Ağacı, denizi, kuşu, karıncayı seversin. İncitmemeye çalışırsın. Bir çiçeği kökünden sökmezsin; bir böceği ayağınla ezmez, bir pili öylece çöpe atmazsın. Duyarlısın, tebrikler. “Benim kalbim temiz” dersin. Öyle kötü sözmüş, küfürmüş dilin bilmez. Kavgaların tartışmadan öteye geçmez. Bilerek kalp kırmaz, can yakmazsın. Alkışlar sana…

Tamam mı? Bitti mi görevin? Geceleri başın yastığa huzurla mı gömülüyor? Göğsünün içi kuş kanadı gibi hafif, vicdan dediğin handa ılık meltemler mi esiyor? Dur bakalım orada! Sen hiç bal yaptığı için övünen bir arı gördün mü? Ya da süt verdiği için böbürlenen bir inek? Bir çita nasıl öyle hızlı koşuyorsa, bir kartal nasıl açıyorsa devasa kanatlarını, sen de iyi olacaksın. Mecbursun buna. İnsansın ya! Sevgi, doğruluk, iyilik övüneceğin şeyler değil, zaten olağan özelliklerin senin.
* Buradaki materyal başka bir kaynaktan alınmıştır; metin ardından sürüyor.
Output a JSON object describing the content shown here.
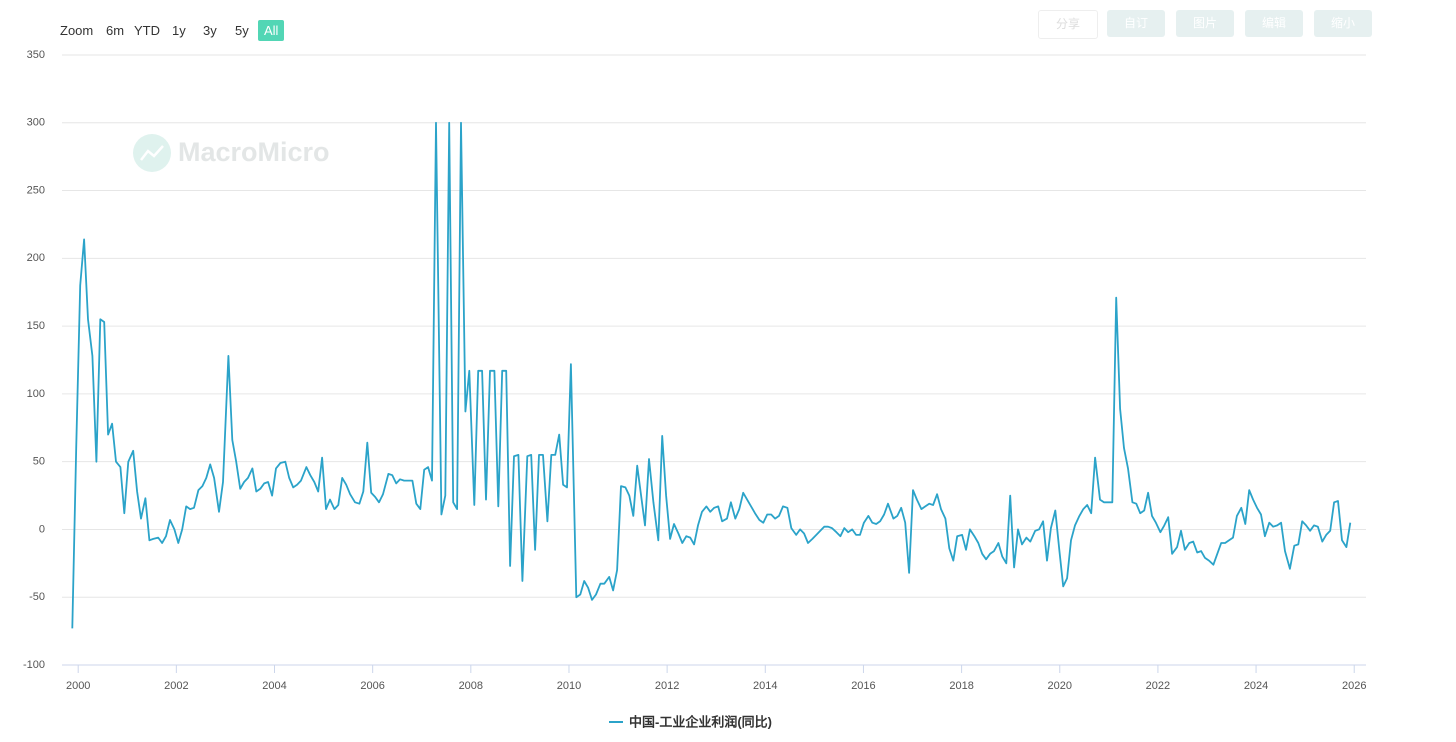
{
  "watermark": "MacroMicro",
  "range_selector": {
    "label": "Zoom",
    "buttons": [
      "6m",
      "YTD",
      "1y",
      "3y",
      "5y",
      "All"
    ],
    "selected": 5
  },
  "toolbar": [
    "分享",
    "自订",
    "图片",
    "编辑",
    "缩小"
  ],
  "chart_data": {
    "type": "line",
    "x": [
      1999.88,
      1999.96,
      2000.04,
      2000.12,
      2000.2,
      2000.29,
      2000.37,
      2000.45,
      2000.53,
      2000.61,
      2000.69,
      2000.77,
      2000.86,
      2000.94,
      2001.02,
      2001.12,
      2001.2,
      2001.28,
      2001.37,
      2001.45,
      2001.53,
      2001.63,
      2001.71,
      2001.79,
      2001.87,
      2001.96,
      2002.04,
      2002.12,
      2002.2,
      2002.28,
      2002.36,
      2002.45,
      2002.53,
      2002.61,
      2002.69,
      2002.77,
      2002.87,
      2002.95,
      2003.06,
      2003.14,
      2003.22,
      2003.3,
      2003.38,
      2003.46,
      2003.55,
      2003.63,
      2003.71,
      2003.79,
      2003.87,
      2003.95,
      2004.03,
      2004.12,
      2004.22,
      2004.3,
      2004.38,
      2004.46,
      2004.54,
      2004.65,
      2004.73,
      2004.81,
      2004.89,
      2004.97,
      2005.05,
      2005.13,
      2005.22,
      2005.3,
      2005.38,
      2005.46,
      2005.54,
      2005.64,
      2005.73,
      2005.81,
      2005.89,
      2005.97,
      2006.05,
      2006.13,
      2006.21,
      2006.32,
      2006.4,
      2006.48,
      2006.56,
      2006.64,
      2006.72,
      2006.81,
      2006.89,
      2006.97,
      2007.05,
      2007.13,
      2007.21,
      2007.29,
      2007.4,
      2007.48,
      2007.56,
      2007.64,
      2007.72,
      2007.8,
      2007.89,
      2007.97,
      2008.07,
      2008.15,
      2008.23,
      2008.31,
      2008.39,
      2008.48,
      2008.56,
      2008.64,
      2008.72,
      2008.8,
      2008.88,
      2008.97,
      2009.05,
      2009.15,
      2009.23,
      2009.31,
      2009.39,
      2009.47,
      2009.56,
      2009.64,
      2009.72,
      2009.8,
      2009.88,
      2009.96,
      2010.04,
      2010.15,
      2010.23,
      2010.31,
      2010.39,
      2010.47,
      2010.55,
      2010.64,
      2010.72,
      2010.82,
      2010.9,
      2010.98,
      2011.06,
      2011.15,
      2011.23,
      2011.31,
      2011.39,
      2011.47,
      2011.55,
      2011.63,
      2011.72,
      2011.82,
      2011.9,
      2011.98,
      2012.06,
      2012.14,
      2012.23,
      2012.31,
      2012.39,
      2012.47,
      2012.55,
      2012.63,
      2012.71,
      2012.8,
      2012.88,
      2012.96,
      2013.04,
      2013.12,
      2013.22,
      2013.3,
      2013.39,
      2013.47,
      2013.55,
      2013.63,
      2013.71,
      2013.79,
      2013.88,
      2013.96,
      2014.04,
      2014.12,
      2014.2,
      2014.28,
      2014.36,
      2014.45,
      2014.53,
      2014.63,
      2014.71,
      2014.79,
      2014.87,
      2014.96,
      2015.04,
      2015.12,
      2015.2,
      2015.28,
      2015.36,
      2015.45,
      2015.53,
      2015.61,
      2015.69,
      2015.77,
      2015.85,
      2015.93,
      2016.01,
      2016.1,
      2016.18,
      2016.26,
      2016.34,
      2016.42,
      2016.5,
      2016.61,
      2016.69,
      2016.77,
      2016.85,
      2016.93,
      2017.01,
      2017.09,
      2017.18,
      2017.26,
      2017.34,
      2017.42,
      2017.5,
      2017.58,
      2017.67,
      2017.75,
      2017.83,
      2017.91,
      2018.01,
      2018.09,
      2018.17,
      2018.26,
      2018.34,
      2018.42,
      2018.5,
      2018.58,
      2018.66,
      2018.75,
      2018.83,
      2018.91,
      2018.99,
      2019.07,
      2019.15,
      2019.23,
      2019.32,
      2019.4,
      2019.5,
      2019.58,
      2019.66,
      2019.74,
      2019.82,
      2019.91,
      2019.99,
      2020.07,
      2020.15,
      2020.23,
      2020.31,
      2020.4,
      2020.48,
      2020.56,
      2020.64,
      2020.72,
      2020.82,
      2020.9,
      2020.99,
      2021.07,
      2021.15,
      2021.23,
      2021.31,
      2021.39,
      2021.48,
      2021.56,
      2021.64,
      2021.72,
      2021.8,
      2021.88,
      2021.96,
      2022.05,
      2022.13,
      2022.21,
      2022.29,
      2022.39,
      2022.47,
      2022.55,
      2022.64,
      2022.72,
      2022.8,
      2022.88,
      2022.96,
      2023.04,
      2023.13,
      2023.21,
      2023.29,
      2023.37,
      2023.45,
      2023.53,
      2023.61,
      2023.7,
      2023.78,
      2023.86,
      2023.94,
      2024.02,
      2024.1,
      2024.18,
      2024.27,
      2024.35,
      2024.43,
      2024.51,
      2024.59,
      2024.69,
      2024.78,
      2024.86,
      2024.94,
      2025.02,
      2025.1,
      2025.18,
      2025.26,
      2025.35,
      2025.43,
      2025.51,
      2025.59,
      2025.67,
      2025.75,
      2025.84,
      2025.92
    ],
    "series": [
      {
        "name": "中国-工业企业利润(同比)",
        "color": "#2ba3c9",
        "values": [
          -73,
          60,
          180,
          214,
          155,
          128,
          50,
          155,
          153,
          70,
          78,
          50,
          46,
          12,
          50,
          58,
          28,
          8,
          23,
          -8,
          -7,
          -6,
          -10,
          -5,
          7,
          0,
          -10,
          0,
          17,
          15,
          16,
          29,
          32,
          38,
          48,
          38,
          13,
          35,
          128,
          66,
          50,
          30,
          35,
          38,
          45,
          28,
          30,
          34,
          35,
          25,
          45,
          49,
          50,
          38,
          31,
          33,
          36,
          46,
          40,
          35,
          28,
          53,
          15,
          22,
          15,
          18,
          38,
          33,
          26,
          20,
          19,
          28,
          64,
          27,
          24,
          20,
          26,
          41,
          40,
          34,
          37,
          36,
          36,
          36,
          19,
          15,
          44,
          46,
          36,
          300,
          11,
          25,
          300,
          20,
          15,
          300,
          87,
          117,
          18,
          117,
          117,
          22,
          117,
          117,
          17,
          117,
          117,
          -27,
          54,
          55,
          -38,
          54,
          55,
          -15,
          55,
          55,
          6,
          55,
          55,
          70,
          33,
          31,
          122,
          -50,
          -48,
          -38,
          -43,
          -52,
          -48,
          -40,
          -40,
          -35,
          -45,
          -30,
          32,
          31,
          25,
          10,
          47,
          25,
          3,
          52,
          20,
          -8,
          69,
          25,
          -7,
          4,
          -3,
          -10,
          -5,
          -6,
          -11,
          3,
          13,
          17,
          13,
          16,
          17,
          6,
          8,
          20,
          8,
          15,
          27,
          22,
          17,
          12,
          7,
          5,
          11,
          11,
          8,
          10,
          17,
          16,
          1,
          -4,
          0,
          -3,
          -10,
          -7,
          -4,
          -1,
          2,
          2,
          1,
          -2,
          -5,
          1,
          -2,
          0,
          -4,
          -4,
          5,
          10,
          5,
          4,
          6,
          11,
          19,
          8,
          10,
          16,
          5,
          -32,
          29,
          22,
          15,
          17,
          19,
          18,
          26,
          15,
          8,
          -14,
          -23,
          -5,
          -4,
          -15,
          0,
          -5,
          -10,
          -18,
          -22,
          -18,
          -16,
          -10,
          -20,
          -25,
          25,
          -28,
          0,
          -11,
          -6,
          -9,
          -1,
          0,
          6,
          -23,
          1,
          14,
          -15,
          -42,
          -36,
          -8,
          3,
          10,
          15,
          18,
          12,
          53,
          22,
          20,
          20,
          20,
          171,
          89,
          60,
          45,
          20,
          19,
          12,
          14,
          27,
          10,
          5,
          -2,
          3,
          9,
          -18,
          -13,
          -1,
          -15,
          -10,
          -9,
          -17,
          -16,
          -21,
          -23,
          -26,
          -18,
          -10,
          -10,
          -8,
          -6,
          10,
          16,
          4,
          29,
          22,
          16,
          11,
          -5,
          5,
          2,
          3,
          5,
          -16,
          -29,
          -12,
          -11,
          6,
          3,
          -1,
          3,
          2,
          -9,
          -4,
          -1,
          20,
          21,
          -8,
          -13,
          5
        ]
      }
    ],
    "xlim": [
      1999.67,
      2026.24
    ],
    "xticks": [
      2000,
      2002,
      2004,
      2006,
      2008,
      2010,
      2012,
      2014,
      2016,
      2018,
      2020,
      2022,
      2024,
      2026
    ],
    "ylim": [
      -100,
      350
    ],
    "yticks": [
      -100,
      -50,
      0,
      50,
      100,
      150,
      200,
      250,
      300,
      350
    ],
    "grid": true
  }
}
Adaletsizliğe, zulme, riyaya ve kavgaya karşı ne yapıyorsun peki? Gözünün önünde çiğnenen güzelliklere yetiyor mu kalbinin güzelliği? Övündüğün şey sadece üzülmek mi? Kızmak, öfkelenmek belki de. Bunları başlı başına eylem olarak mı görüyorsun? Harekete geçmemenin sebebi bu mu? Hareketin var mı onu söyle sen. Şimdi başını yastıktan kaldırıp diğer tarafa dön ve düşün! Neler yaptığını, neler yapmadığını, neler yapabileceğini. Taşı sevmek yetmez, taş taş üstüne koymak lazım artık.